Boost for sodium batteries
“Adding fabricated sodium powder during electrode processing requires only slight modifications to the battery production process,” said Vilas Pol, Purdue associate professor of chemical engineering. “This is one potential way to progress sodium-ion battery technology to the industry.”
Even though sodium-ion batteries would be physically heavier than lithium-ion technology, researchers have been investigating sodium-ion batteries because they could store energy for large solar and wind power facilities at lower cost as sodium is cheap as a material.

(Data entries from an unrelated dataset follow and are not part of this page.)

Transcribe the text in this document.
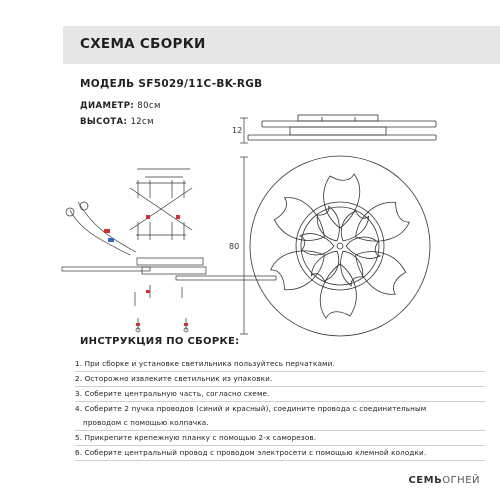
СХЕМА СБОРКИ
МОДЕЛЬ SF5029/11C-BK-RGB
ДИАМЕТР: 80см
ВЫСОТА: 12см
12
80
ИНСТРУКЦИЯ ПО СБОРКЕ:
1. При сборке и установке светильника пользуйтесь перчатками.
2. Осторожно извлеките светильник из упаковки.
3. Соберите центральную часть, согласно схеме.
4. Соберите 2 пучка проводов (синий и красный), соедините провода с соединительным
проводом с помощью колпачка.
5. Прикрепите крепежную планку с помощью 2-х саморезов.
6. Соберите центральный провод с проводом электросети с помощью клемной колодки.
СЕМЬОГНЕЙ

The problem is that sodium ions stick to the carbon anode during the initial charging cycles and not travel over to the cathode, building a solid electrolyte interface. “Normally the solid electrolyte interface is good because it protects carbon particles from a battery’s acidic electrolyte, where electricity is conducted,” said Pol. “But too much of the interface consumes the sodium ions that we need for charging the battery.”
The researchers proposed using sodium as a powder, which provides the required amount of sodium for the solid electrolyte interface to protect carbon, but doesn’t build up in a way that it consumes sodium ions.
They minimised the sodium’s exposure to the moisture to stop it burning by making the sodium powder in a glovebox filled with the gas argon. To make the powder, they used ultrasound to melt sodium chunks into a milky purple liquid. The liquid then cooled into a powder, and was suspended in a hexane solution to evenly disperse the powder particles.
Just a few drops of the sodium suspension onto the anode or cathode electrodes during their fabrication allows a sodium-ion battery cell to charge and discharge with more stability and at higher capacity.